If you're going to put the effort into putting a program together and designing it, you want people to use it.
And that’s how you can build and grow a sustainable recognition program. Turning it around for the skeptic, if you have a long-lasting, effective recognition program that’s delivering value, they’ll turn into a believer.
So how do you recognise employees without favouritism? Teach people how to recognise, the right way.
Dilemma Three: Skeptics don’t believe in the business impact of employee recognition
By connecting the story to one of your values or behaviours you want to see, you can further connect your people to helping the business succeed.
Values-based eCards and peer-to-peer recognition programs demonstrate how employees are living the company's values. Many of our clients' recognition programs focus on this, and even use recognition as a way to cross-train behaviours between groups.
It’s also a great way to help others in the business understand what values even are! By linking a recognition program to company values, you can take advantage of a huge opportunity to connect people to something bigger and taller than themselves: Your company’s purpose.
Recognition helps people do more of what you (and your business!) want and need.
For the skeptics, here’s an easy place to start: Think of a business result you care about. Reducing turnover, increasing sales, improving quality. Next, think of the actions that those on your team OR outside your team do to support those actions. Finally, make it your mission to recognise when people take those actions.
You don’t care about donuts in the break room to perk people up after a particularly challenging week? Fine. But what do you care about? Every person in the workplace can use help, and there's typically someone (or a team) who makes their jobs easier, more efficient and more enjoyable. Think about it, who helps you be a better employee?
For example, I worked with a hospital and was speaking with a group of surgeons. One in particular was the definition of a skeptic. He was sitting in the back of the room, and said to me something like “I am focused on saving time and being efficient.

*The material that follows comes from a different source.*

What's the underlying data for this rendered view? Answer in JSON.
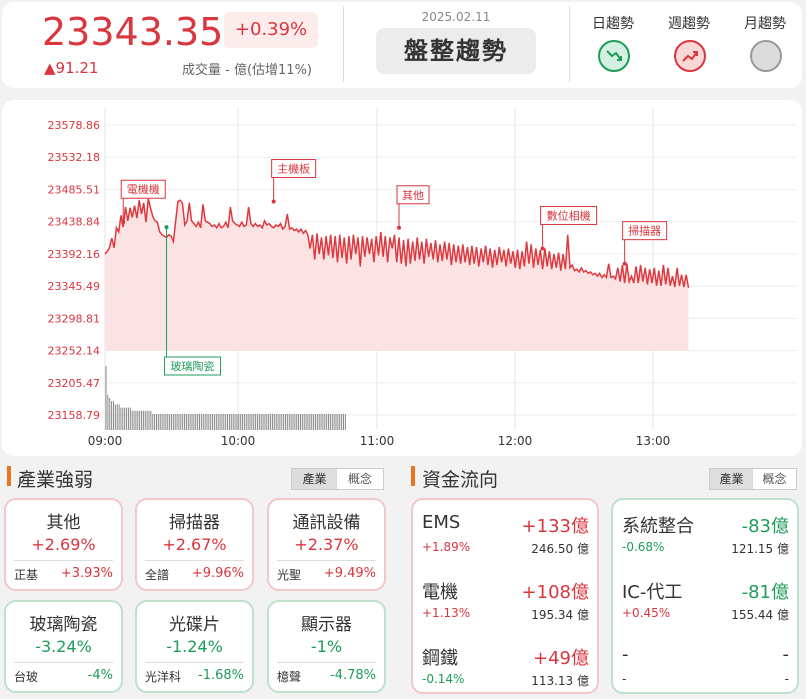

If people aren’t supporting a quick turnaround in the operating room, I don’t have time to be nice or explain. If I yell, I know they’ll listen.”
Wrong! I told him, that might feel like it is working in the short-term, but what about long-term. Instead of yelling, try finding the person who does it right and thank them for it. And make sure that recognition is public, so others hear it, or see it (this is where social recognition can help amplify these moments quickly and easily).
So he tried it. And guess what? Through conversations and interactions, he discovered that some of them had just started, and the mistakes he was seeing was because they didn’t really understand his preferences. With a more positive approach he removed misunderstandings, built a team that wanted to be helpful, and saved himself loads of time. This also helped improve employee retention in an industry known for high levels of turnover.
By actively recognising the good behaviours he saw, more and more people noticed, and the standard of care for the patients improved as a result.
If we can get just a little bit better at how we demonstrate gratitude in the workforce, imagine what a better world we would live in. Use these examples to build better relationships at work, with your clients or even your customers — building true business value by changing that skeptic’s mind. And if you’re the skeptic, I hope I’ve done my part in changing your mind about the true value of recognition.